Dr.山崎(MECBOOK監修)(MECCBT模試監修)

医師国家試験予備校メックの講師や模試監修者として豊富な経験を持つDr.山崎が国試対策のツボを伝授します。試験の出題傾向や国試出題員の分析などのノウハウはもちろん、医師として必要な知識を身につける方法を解説します。

“先生オタク”の出題分析と対策法


私は学生時代から優れた医師の先生の研究や業績を調べるのが好きな“先生オタク”でした。だから、6年生の夏に、国試の問題を作成する委員の先生の一覧が発表されると、それぞれの科目を担当する先生の専門を詳しく調べ上げました。

国試の直前には、それぞれの先生の専門分野を重点的に勉強しました。呼吸器の分野では、間質性肺炎が専門の先生が問題を作成するので、間質性肺炎をより深いところまで勉強しておく、といった具合です。また、食道がんが専門の千葉大の先生が問題作成を担当していることがわかっていたので、国試で食道の画像問題が出た瞬間に、問題文を読まずに食道がんに○をつけることができました。

もちろん、あとでちゃんと問題を読みましたが、少なくとも時間の節約になりました。これは奥義中の奥義ですが、こうした出題分析の延長線上で、私はいまも国試の出題予想をしているわけです。

“先生オタク”の研究の成果で、模擬試験の段階から自分の予想した問題が出題されることが多くなり、実際の国試でも予想通りの問題が数多く出題されました。模擬試験では全国で上位に入り、東京逓信病院で外科の研修を受けることになった時には、ある予備校から講師にならないかという勧誘もあったほどです。悩みましたが、研修と講師を同時にやるのはやはり無理だとわかり、その時は断りました。

最近の国試は、以前とは出題傾向が大きく変わってきています。医療事故がたびたび報道されるようになって国の方針ががらりと変わり、かつてよりも臨床の問題が数多く出題されるようになってきました。しかし、問題を作成する先生方の専門を調べる出題分析と対策は、現在の国試でも十分に有効なはずです。

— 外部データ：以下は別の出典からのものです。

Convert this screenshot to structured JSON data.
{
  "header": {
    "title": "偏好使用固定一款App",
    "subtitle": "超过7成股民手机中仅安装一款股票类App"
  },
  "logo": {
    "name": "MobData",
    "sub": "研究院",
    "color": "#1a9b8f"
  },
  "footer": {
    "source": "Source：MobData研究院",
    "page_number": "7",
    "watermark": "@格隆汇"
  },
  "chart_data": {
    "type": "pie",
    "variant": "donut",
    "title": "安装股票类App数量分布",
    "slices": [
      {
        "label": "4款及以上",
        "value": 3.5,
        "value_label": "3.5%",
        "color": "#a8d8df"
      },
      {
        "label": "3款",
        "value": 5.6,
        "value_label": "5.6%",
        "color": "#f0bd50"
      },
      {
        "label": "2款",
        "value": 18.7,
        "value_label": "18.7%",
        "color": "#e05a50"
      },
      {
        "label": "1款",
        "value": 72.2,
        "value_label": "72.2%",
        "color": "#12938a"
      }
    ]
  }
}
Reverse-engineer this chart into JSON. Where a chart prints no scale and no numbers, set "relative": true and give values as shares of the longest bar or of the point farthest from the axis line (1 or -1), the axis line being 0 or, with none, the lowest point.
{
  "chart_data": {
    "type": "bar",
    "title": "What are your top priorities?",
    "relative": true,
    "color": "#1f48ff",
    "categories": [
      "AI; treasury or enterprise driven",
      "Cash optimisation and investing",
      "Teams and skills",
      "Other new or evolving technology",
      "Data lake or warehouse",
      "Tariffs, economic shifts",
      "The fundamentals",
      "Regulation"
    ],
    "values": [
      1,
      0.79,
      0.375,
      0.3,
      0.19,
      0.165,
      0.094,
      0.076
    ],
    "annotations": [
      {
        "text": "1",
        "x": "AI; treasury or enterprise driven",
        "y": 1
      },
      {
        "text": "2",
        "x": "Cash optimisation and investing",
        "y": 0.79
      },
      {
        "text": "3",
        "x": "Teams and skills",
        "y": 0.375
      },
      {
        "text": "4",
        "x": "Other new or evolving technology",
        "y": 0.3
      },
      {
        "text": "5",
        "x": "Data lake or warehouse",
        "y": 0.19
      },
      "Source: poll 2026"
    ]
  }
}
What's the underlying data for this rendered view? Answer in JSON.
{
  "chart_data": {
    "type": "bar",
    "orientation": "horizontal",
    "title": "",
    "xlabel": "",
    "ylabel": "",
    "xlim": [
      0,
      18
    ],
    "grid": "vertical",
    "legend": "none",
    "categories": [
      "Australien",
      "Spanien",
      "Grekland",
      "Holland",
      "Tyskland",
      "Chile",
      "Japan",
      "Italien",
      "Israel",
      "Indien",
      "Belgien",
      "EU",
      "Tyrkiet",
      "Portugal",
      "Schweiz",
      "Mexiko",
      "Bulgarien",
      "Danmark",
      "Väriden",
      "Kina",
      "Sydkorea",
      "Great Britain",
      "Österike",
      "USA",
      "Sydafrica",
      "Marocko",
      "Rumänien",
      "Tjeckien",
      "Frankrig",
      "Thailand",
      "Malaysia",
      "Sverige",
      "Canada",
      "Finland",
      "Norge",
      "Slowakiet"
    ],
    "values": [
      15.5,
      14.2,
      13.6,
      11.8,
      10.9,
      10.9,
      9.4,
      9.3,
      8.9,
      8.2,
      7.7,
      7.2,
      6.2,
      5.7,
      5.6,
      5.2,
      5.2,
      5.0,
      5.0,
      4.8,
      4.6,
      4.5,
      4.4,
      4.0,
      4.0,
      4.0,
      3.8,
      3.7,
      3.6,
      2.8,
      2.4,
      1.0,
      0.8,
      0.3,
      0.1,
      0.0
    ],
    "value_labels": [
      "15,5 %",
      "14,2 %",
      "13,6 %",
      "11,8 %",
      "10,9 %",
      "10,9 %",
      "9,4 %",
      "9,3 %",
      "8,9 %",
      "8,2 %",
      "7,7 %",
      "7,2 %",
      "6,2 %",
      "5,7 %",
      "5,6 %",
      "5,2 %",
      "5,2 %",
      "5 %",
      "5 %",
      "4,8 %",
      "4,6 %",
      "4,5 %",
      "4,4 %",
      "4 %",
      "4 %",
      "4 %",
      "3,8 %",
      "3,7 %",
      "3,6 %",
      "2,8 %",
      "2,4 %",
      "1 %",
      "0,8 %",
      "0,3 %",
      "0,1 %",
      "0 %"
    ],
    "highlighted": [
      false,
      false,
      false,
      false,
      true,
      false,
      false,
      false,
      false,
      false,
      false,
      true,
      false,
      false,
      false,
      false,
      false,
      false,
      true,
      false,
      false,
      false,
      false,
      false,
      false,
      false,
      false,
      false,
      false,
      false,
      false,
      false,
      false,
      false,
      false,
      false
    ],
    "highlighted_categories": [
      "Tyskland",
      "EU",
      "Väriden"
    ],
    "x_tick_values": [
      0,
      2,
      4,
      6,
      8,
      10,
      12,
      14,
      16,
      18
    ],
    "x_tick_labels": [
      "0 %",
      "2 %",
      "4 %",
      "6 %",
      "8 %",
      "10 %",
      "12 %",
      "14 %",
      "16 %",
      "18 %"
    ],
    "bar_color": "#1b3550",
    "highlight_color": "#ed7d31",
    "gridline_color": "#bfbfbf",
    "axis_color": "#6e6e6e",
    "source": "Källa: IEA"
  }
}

こうした勉強は、かつての私がやったようにみなさんが自主的に実行することもできます。インターネットが普及して、出題委員の先生の専門を詳しく調べたり、学会の動向を調べたりするのもずいぶん楽になりました。

前回(2008年度)の国試の傾向


今年春に実施された「第103回医師国家試験」の特徴は、臨床の基礎の基礎と言っていい問題が数多く出題されたことです。例えば「採血に使用する器具はどれか選べ」という問題で、器具の写真の中から正しいものを選んだりする。あるいはショック症状になった患者に、真っ先に何をするか? 当然、点滴です。そういう当たり前の問題がパンと出てくる。単に知っていれば解ける問題です。